July 3, 1792. William Cage was appointed Sheriff of Sumner county until the Court of Pleas and Quarter Sessions in July next, and to the end thereof, and no longer.

July 14, 1792. Appointed and commissioned the following militia officers for Sumner county: Lieutenant Thomas Patton promoted to be a Captain in the place of Captain Wilson, resigned; Richard King, Lieutenant, and James Wilson, Ensign; Peter Looney, a Captain, heretofore a Lieutenant, in the place of Captain McKain, resigned; Ezekiel Norris, Captain; Joseph Morgan, Robert Brigance and John Cummings, Lieutenants; John Butler, an Ensign, and sent to Colonel Winchester five blank commissions to be filled by him, whose names he has not yet reported.

March 16, 1793. John Young, Captain, in the Sumner Regiment of Militia.

June 16, 1793. William Cage, Sheriff of Sumner county to the July term, 1794, and to the end thereof, and no longer.

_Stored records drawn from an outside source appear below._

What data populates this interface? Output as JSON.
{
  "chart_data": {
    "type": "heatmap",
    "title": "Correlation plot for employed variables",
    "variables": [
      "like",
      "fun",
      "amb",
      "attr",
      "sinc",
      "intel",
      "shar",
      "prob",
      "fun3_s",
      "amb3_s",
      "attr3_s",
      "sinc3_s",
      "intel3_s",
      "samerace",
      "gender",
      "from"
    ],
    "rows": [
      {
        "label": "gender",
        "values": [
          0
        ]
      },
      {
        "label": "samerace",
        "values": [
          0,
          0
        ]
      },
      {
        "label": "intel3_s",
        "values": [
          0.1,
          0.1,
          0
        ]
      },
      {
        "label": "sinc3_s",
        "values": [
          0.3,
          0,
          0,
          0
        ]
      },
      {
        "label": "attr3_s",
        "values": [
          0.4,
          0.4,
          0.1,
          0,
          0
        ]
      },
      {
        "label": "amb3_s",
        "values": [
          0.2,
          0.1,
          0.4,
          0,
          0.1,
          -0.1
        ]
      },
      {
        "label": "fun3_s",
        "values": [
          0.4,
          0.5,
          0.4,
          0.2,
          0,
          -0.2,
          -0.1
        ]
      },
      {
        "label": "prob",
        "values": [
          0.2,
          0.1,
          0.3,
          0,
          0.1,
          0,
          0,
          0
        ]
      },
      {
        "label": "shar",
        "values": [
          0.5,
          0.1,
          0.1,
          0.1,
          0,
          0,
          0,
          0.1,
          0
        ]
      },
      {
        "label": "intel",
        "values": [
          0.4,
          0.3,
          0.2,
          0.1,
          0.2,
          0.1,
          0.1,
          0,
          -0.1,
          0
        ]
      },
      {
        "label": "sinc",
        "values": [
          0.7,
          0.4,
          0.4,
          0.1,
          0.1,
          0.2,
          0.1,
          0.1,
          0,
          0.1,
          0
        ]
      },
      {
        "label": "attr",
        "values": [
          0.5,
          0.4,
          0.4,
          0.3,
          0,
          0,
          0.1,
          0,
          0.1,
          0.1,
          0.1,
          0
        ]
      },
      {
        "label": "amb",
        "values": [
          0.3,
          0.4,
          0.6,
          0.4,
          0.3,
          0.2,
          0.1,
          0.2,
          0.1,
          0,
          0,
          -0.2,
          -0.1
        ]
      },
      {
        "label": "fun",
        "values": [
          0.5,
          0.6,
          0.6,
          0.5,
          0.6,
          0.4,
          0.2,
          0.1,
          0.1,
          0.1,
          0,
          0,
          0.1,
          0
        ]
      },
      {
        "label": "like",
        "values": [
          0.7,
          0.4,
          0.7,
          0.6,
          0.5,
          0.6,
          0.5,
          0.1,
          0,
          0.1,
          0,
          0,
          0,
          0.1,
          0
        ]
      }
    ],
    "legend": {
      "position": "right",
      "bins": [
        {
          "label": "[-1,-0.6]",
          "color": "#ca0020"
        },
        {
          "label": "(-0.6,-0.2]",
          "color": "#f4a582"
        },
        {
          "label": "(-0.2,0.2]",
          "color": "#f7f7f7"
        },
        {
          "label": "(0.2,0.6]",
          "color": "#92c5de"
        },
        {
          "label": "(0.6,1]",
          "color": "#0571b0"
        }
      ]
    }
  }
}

September 27, 1794. David Wilson appointed Register of Sumner county.

December 26, 1794. Isaac Walton, a Lieutenant, and James Whitson, an Ensign in the Regiment of Infantry of Sumner county.

January 1, 1795. William Hall and Edward Hogan, Ensigns in the Sumner County Regiment of Infantry.

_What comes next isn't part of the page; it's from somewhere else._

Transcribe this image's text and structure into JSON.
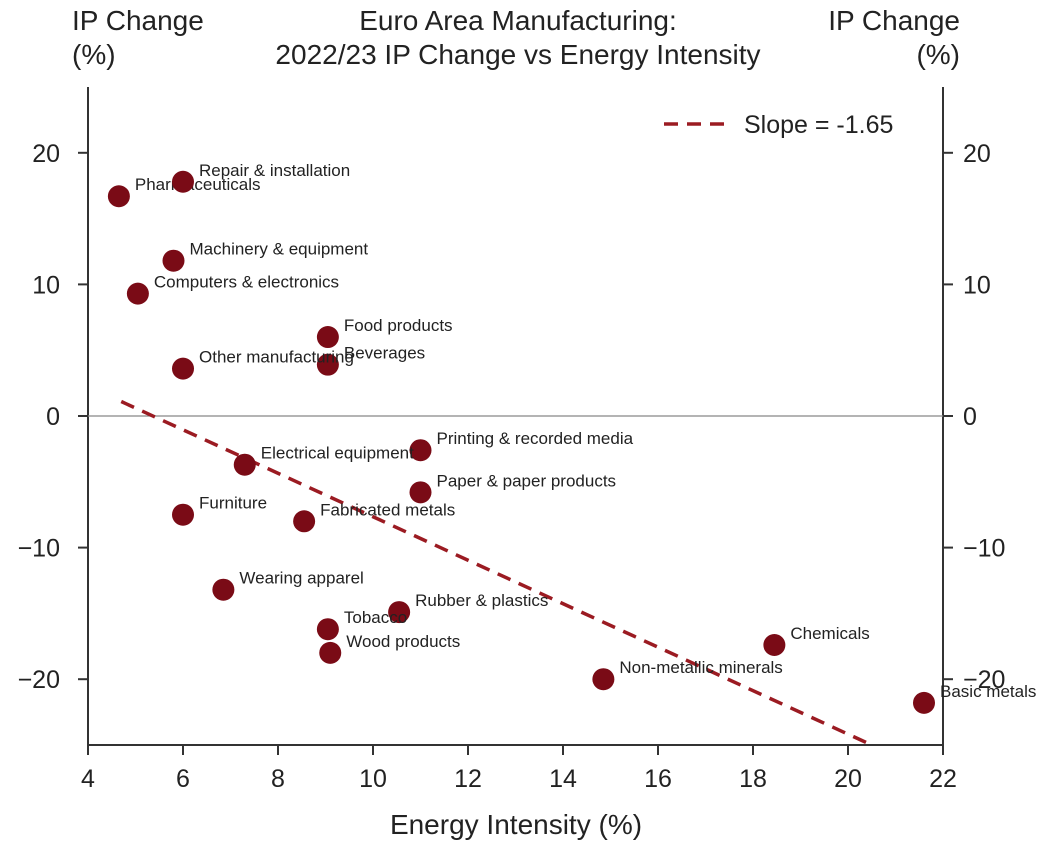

January 16, 1795. Edward Douglass, Lieutenant-Colonel of the Sumner County Infantry; George Dawson Blackmore, Second Major of the Cavalry of Mero District.

January 17, 1795. Reuben Douglass, Captain, and Wilson Cage, Lieutenant of the Cavalry of Mero District; James Frazier, First Major, and Joseph McElurath, Second Major of the Sumner County Regiment of Infantry; William Snoddy and Samson Hansborough, Captains of the same; William Hankins and John Williams, Lieutenants, and _ Latimer, Ensign of the same.

February 2, 1795. William Cage, Sheriff of Sumner county, Collector of the same in Sumner county for the year 1795.

March 2, 1795. The Governor appointed and commissioned Thomas Donald a Justice of the Peace for the County of Sumner.

July 6, 1795. Reuben Cage, Sheriff of Sumner county till the end of the July term, 1796; William Hall, Cornet of the Sumner county troop of cavalry.

July 27, 1796. Reuben Cage, Collector of Sumner County and Public Taxes, for the year 1796.